LATITUDES

La starbucksisation de la planète passe par la France et la Suisse

Le géant américan de la caféine poursuit son expansion. What else? Il pourrait bien croiser le chemin de George Clooney et de Nespresso.

Quand Starbucks a commencé à s’intéresser au marché européen, de nombreux observateurs sont restés sceptiques. Le roi américain du café leur paraissait incompatible avec les traditions européennes. Comment faire accepter ses méthodes de marketing industriel à des consommateurs français habitués au petit noir qu’on savoure au coin du bar?

Sept ans plus tard, Starbucks compte une quarantaine de points de vente à Paris, tous dans des emplacements de choix aux loyers exorbitants. Et dès cette semaine (le 30 novembre), il sera installé au cœur de la capitale des Gaules, à Lyon, rue de la République, à deux pas de l’opéra.

Sur le boulevard Saint-Germain, le Starbucks Odéon ne désemplit pas de la journée. Un gobelet de carton recyclé rempli de café ou de chocolat aromatisé, ça se mérite. Les clients font la queue. «Pourquoi avez-vous choisi ce lieu?»

Patrick ne comprend pas ma question formulée en français. Il est américain et retrouve ici «des goûts de chez lui». Lucie, accompagnée de son bébé, apprécie de ne pas avoir à «subir la fumée des bistrots parisiens». Adrien y vient par gourmandise, «la tranche de cake aux carottes, certes pas gratuite, est tellement moelleuse…»

L’enseigne perd encore de l’argent en France, mais la direction ne s’en soucie pas. «C’est un investissement de long terme, nous sommes très satisfaits de l’acceptation de la marque par les consommateurs et des résultats. Chaque magasin sera rentable à plus ou moins long terme», explique le président de Starbucks pour l’Europe, Cliff Burrows.

«Les Américains occupent le terrain d’abord, et comptent après», commente Bernard Boutboul du cabinet de conseil Gira, spécialisé dans la restauration.

C’est en Suisse que l’invasion européenne du dealer de caféine a débuté. Plus précisément en mars 2001, à Zurich. Cette première offensive s’expliquait. Avec huit kilos de café, soit 1143 tasses annuelles par personne, les Suisses occupent la tête du classement mondial, juste après les Finlandais (11 kilos). De plus, le prix du café y est parmi les plus élevés. Des données qui en faisaient un marché-test idéal.

Six ans plus tard, la Suisse compte environ 35 établissements. Un peu partout, la starbucksisation de la planète va bon train.
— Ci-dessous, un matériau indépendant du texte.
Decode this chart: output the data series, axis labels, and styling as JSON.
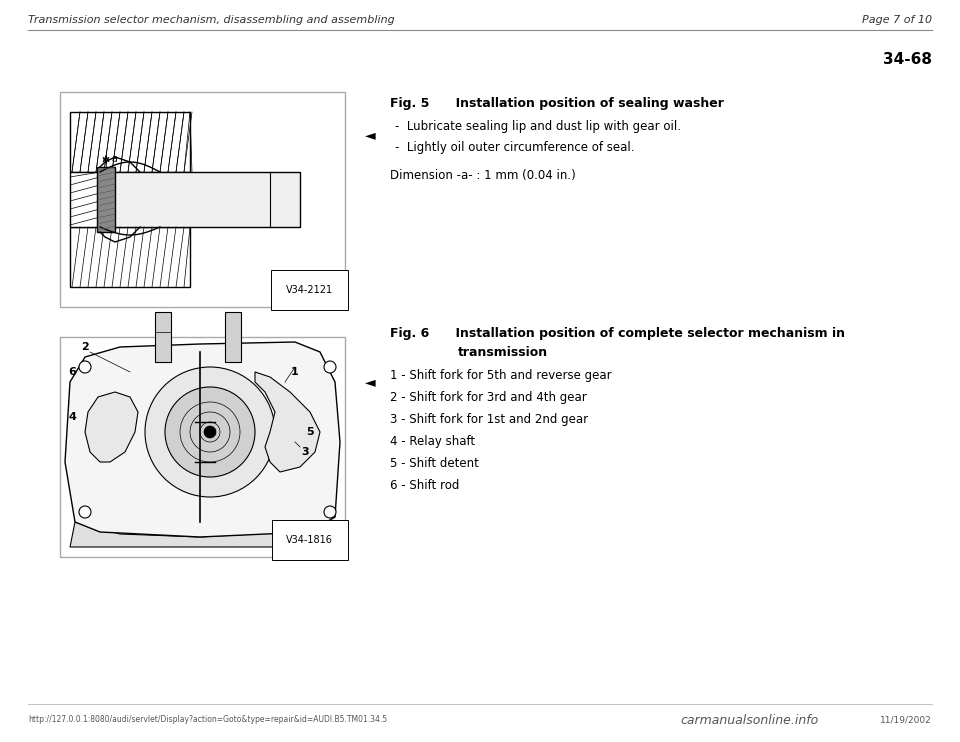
{
  "bg_color": "#ffffff",
  "header_text": "Transmission selector mechanism, disassembling and assembling",
  "header_page": "Page 7 of 10",
  "section_number": "34-68",
  "fig5": {
    "label": "Fig. 5",
    "title": "Installation position of sealing washer",
    "bullet1": "-  Lubricate sealing lip and dust lip with gear oil.",
    "bullet2": "-  Lightly oil outer circumference of seal.",
    "dimension": "Dimension -a- : 1 mm (0.04 in.)",
    "fig_code": "V34-2121"
  },
  "fig6": {
    "label": "Fig. 6",
    "title_line1": "Installation position of complete selector mechanism in",
    "title_line2": "transmission",
    "items": [
      "1 - Shift fork for 5th and reverse gear",
      "2 - Shift fork for 3rd and 4th gear",
      "3 - Shift fork for 1st and 2nd gear",
      "4 - Relay shaft",
      "5 - Shift detent",
      "6 - Shift rod"
    ],
    "fig_code": "V34-1816"
  },
  "footer_url": "http://127.0.0.1:8080/audi/servlet/Display?action=Goto&type=repair&id=AUDI.B5.TM01.34.5",
  "footer_date": "11/19/2002",
  "footer_brand": "carmanualsonline.info"
}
Avec 40 millions de boissons vendues par semaine dans près de 15 000 établissements implantés dans 43 pays, Starbucks est devenu le McDo du café.

En achetant au prix fort la production du Guatemala, le groupe a permis à ce pays de surmonter la crise liée à la concurrence sauvage du Brésil et du Vietnam. Porter secours aux planteurs guatémaltèques: une politique soucieuse d’éthique qui lui a valu bien des éloges.

N’empêche que l’entreprise a bu la tasse en 2007. Son action a chuté de 35% depuis janvier. Le consommateur américain, pas en grande forme en raison de la crise du marché immobilier, aurait-il décidé de supprimer son café haut de gamme? Le nombre de visiteurs dans les Starbucks américains a reculé de 1% au quatrième trimestre. Autres explications: l’offensive de McDonald’s, qui est venu jouer dans sa cour, et le prix du lait qui a presque doublé en un an.

Un nouvel obstacle se profile sur la route de Starbucks: George Clooney. Le bel acteur parviendra-t-il à faire succomber l’Amérique aux charmes de Nespresso?

Nestlé songe en effet à partir à la conquête du marché américain en y ouvrant des cafés-boutiques.

Nicholas Parry Jones, de Altanes Investments LLc à New York, doute des chances de réussite du groupe veveysan sur le marché américain. «Nespresso a beau être un concept très fort. Starbucks est extrêmement pratique. La route sera dure pour Nestlé.»

Un duel Starbucks-Nespresso, voilà du gros grain en perspective. Starbucks voudrait-il prendre les devants ? Pour la première fois dans son histoire, le groupe a lancé, le 19 novembre dernier, une campagne publicitaire à la TV.